Of course, it is good business practice to do the proper investigations to ensure that a claim in legitimate and the coverage in order. The process can take time, especially with claims that are complicated, or when claims come in at the same time, such as when a large number of people are affected by a natural calamity or fire. The insurer may also send in an insurance adjuster to determine the extent of the damage and determine the appropriate payment. This is all perfectly legal and within the insurers’ rights.
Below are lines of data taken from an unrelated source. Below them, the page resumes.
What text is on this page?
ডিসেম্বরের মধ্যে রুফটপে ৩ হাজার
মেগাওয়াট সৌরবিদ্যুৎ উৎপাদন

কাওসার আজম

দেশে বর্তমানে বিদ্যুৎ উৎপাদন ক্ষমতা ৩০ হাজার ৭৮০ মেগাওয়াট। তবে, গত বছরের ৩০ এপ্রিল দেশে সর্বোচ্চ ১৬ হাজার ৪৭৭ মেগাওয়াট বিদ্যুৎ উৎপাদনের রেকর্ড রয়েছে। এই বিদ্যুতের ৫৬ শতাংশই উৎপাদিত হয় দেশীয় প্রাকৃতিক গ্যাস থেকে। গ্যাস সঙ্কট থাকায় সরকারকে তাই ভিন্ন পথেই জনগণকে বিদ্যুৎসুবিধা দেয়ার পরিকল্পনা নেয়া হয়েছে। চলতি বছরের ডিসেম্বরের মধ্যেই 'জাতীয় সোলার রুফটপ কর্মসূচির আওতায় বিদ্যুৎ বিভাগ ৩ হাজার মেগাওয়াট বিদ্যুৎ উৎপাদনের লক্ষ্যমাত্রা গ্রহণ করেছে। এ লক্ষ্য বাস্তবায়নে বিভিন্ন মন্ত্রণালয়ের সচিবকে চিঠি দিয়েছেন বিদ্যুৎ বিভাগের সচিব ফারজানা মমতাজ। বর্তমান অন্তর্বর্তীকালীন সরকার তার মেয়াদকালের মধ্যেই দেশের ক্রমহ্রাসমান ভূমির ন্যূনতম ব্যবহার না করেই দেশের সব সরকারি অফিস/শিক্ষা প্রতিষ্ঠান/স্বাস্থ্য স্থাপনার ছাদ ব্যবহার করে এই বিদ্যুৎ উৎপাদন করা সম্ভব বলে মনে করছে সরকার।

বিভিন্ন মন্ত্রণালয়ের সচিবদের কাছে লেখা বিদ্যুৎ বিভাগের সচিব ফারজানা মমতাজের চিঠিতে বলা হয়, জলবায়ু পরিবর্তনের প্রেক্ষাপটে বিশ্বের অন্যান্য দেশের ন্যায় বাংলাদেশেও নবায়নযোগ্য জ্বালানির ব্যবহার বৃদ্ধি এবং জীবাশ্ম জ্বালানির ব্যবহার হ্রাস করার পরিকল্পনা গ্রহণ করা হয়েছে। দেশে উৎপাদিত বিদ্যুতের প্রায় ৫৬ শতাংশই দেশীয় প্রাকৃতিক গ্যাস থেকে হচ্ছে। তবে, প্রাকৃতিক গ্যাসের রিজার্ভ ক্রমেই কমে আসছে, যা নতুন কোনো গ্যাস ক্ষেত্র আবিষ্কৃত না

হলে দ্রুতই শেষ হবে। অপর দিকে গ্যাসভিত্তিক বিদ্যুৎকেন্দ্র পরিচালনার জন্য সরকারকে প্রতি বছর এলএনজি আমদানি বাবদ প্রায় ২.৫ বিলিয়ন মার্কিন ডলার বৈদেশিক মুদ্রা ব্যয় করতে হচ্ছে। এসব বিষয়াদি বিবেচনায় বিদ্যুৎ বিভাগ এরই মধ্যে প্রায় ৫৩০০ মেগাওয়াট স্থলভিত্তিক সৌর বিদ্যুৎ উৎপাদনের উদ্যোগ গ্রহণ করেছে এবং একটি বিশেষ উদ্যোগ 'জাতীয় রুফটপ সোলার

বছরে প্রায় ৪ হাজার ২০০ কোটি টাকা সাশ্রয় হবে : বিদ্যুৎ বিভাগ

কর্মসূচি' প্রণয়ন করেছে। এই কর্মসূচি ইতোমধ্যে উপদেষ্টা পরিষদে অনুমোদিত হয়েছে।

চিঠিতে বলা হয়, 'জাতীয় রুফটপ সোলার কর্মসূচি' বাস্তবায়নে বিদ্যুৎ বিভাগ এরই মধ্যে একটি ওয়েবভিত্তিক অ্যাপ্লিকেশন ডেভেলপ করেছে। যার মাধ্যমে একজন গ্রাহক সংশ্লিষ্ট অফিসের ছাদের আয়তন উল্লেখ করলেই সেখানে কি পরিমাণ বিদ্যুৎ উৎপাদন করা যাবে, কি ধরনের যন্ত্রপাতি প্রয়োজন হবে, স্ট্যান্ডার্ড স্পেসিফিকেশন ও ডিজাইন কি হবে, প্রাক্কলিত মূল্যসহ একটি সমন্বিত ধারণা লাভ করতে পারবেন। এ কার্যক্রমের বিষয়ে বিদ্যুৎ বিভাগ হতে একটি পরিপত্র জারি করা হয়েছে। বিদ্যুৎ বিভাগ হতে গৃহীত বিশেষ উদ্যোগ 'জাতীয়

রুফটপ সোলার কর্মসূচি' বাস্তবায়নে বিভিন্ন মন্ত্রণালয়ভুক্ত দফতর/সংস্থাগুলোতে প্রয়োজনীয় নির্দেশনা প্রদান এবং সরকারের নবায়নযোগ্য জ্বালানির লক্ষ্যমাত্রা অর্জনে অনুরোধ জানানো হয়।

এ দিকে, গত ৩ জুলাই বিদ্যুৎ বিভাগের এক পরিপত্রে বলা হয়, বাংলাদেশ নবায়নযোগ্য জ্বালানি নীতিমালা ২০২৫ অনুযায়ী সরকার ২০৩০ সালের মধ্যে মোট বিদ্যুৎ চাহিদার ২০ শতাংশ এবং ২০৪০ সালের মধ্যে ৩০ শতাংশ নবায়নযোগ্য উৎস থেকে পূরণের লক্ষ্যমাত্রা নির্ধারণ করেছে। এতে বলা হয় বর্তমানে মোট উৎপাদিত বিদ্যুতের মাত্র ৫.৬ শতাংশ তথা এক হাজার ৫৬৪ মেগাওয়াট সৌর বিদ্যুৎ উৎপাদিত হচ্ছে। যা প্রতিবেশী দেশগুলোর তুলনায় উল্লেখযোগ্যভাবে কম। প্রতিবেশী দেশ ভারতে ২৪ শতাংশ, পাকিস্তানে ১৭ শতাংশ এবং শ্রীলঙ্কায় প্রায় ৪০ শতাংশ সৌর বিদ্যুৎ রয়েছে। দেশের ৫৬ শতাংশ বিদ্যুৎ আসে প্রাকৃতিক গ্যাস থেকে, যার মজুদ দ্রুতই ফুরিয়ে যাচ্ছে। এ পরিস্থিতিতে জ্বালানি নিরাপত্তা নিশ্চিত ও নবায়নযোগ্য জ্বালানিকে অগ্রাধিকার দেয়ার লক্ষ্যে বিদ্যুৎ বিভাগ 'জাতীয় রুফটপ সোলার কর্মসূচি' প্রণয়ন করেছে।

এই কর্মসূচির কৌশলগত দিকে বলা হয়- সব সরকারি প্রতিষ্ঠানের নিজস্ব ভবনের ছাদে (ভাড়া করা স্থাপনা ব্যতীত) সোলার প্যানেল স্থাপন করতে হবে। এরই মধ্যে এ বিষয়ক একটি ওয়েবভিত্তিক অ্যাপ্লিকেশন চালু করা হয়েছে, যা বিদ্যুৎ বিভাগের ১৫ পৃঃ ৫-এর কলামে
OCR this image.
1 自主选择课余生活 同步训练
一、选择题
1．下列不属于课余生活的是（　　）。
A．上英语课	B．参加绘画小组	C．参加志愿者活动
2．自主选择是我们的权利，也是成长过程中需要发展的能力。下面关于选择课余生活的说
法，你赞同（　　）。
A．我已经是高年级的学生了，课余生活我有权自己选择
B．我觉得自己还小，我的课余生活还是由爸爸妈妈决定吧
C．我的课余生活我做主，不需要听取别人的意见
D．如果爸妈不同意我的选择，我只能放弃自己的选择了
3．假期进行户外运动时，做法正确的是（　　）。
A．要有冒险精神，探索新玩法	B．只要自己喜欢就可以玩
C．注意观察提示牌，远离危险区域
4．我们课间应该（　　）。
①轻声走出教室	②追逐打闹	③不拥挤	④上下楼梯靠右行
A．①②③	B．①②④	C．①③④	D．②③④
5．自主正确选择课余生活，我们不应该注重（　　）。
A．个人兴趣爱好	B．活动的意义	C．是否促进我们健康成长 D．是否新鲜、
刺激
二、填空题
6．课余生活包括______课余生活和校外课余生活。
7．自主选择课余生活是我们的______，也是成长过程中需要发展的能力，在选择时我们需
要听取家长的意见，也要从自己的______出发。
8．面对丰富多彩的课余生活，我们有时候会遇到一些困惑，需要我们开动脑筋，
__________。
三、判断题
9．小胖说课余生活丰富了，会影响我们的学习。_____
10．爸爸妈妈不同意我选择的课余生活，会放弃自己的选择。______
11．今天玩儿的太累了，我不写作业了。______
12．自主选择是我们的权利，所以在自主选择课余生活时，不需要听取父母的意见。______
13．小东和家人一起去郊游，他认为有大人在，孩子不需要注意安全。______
However, according to the website of the Oklahoma-based Smith Kendall Buxton Law Group, when the delay is unreasonably extended, when the payment is much less than expected, or if the claim is denied for not satisfactory reason, these are indications of insurance bad faith. Insurance companies function as a fiduciary of the policyholders’ premiums, which imply the trust that when the time comes, the policyholders can expect financial relief.
Insurers are required to act in good faith, and that includes processing legitimate claims in a timely and fair manner. When an insurance company fails to live up to their end of the contract, they are considered in breach of their duty as well as the insurance contract. As such, they are civilly and possibly criminally liable. Policyholders have the right under civil law to sue the insurer for insurance bad faith, but it is not at all easy. They will need the expertise of a lawyer with a thorough knowledge of the way insurance works and the language of insurance policies to bring it off successfully.
Workplace injuries are undesirable from any perspective. The worker suffers pain and is unable to work, and the employer suffers loss of productivity and profit. According to the website of Yearout & Traylor, P.C., workers’ compensation can help somewhat in alleviating the effects of workplace injury. This is a form of insurance that employers are required to take out in the event of a worker injury. It protects them from lawsuits and helps employees recover from being hurt, so it should be a win-win situation for everyone, except the insurance company. It should be noted that it is not always easy to make a successful workers’ compensation claim because insurance companies tend to avoid making payouts. An experienced workers’ compensation lawyer can make the process go much smoother, so if a workplace injury is bad enough to have a serious impact on your income, you should consider hiring one to get your workers’ compensation benefits as soon as possible.
However, an ounce of prevention is worth more than a pound of cure. As explained in an article on the WorkSTEPS website, determining the functional capabilities of a prospective employee before hiring can minimize the number of work days lost to injury or illness. For example, an employee with asthma will definitely not be eligible to work in construction.
But even with pre-employment testing, workplace injuries can still occur if the proper safety regulations and precautions are not taken. In this, employers and employees have to work together in preventing workplace injuries. According to the website of these Birmingham
The employer has the responsibility to ensure the safety of the workplace. This is not limited only to elimination of obvious hazards such as uneven floors, poorly maintained equipment, improper storage, or exposed wiring. Employees should also be provided with protective equipment when indicated and office workers should be provided with ergonomic workstations to prevent carpal tunnel syndrome and other repetitive motion injuries.
On the other hand, employees should do their part to reasonably ensure their own safety and the safety of their co-workers. Safety regulations such as wearing of hard hats and other protective equipment should be followed; observed hazards should be reported; and reasonable care should be taken when operating office and other equipment.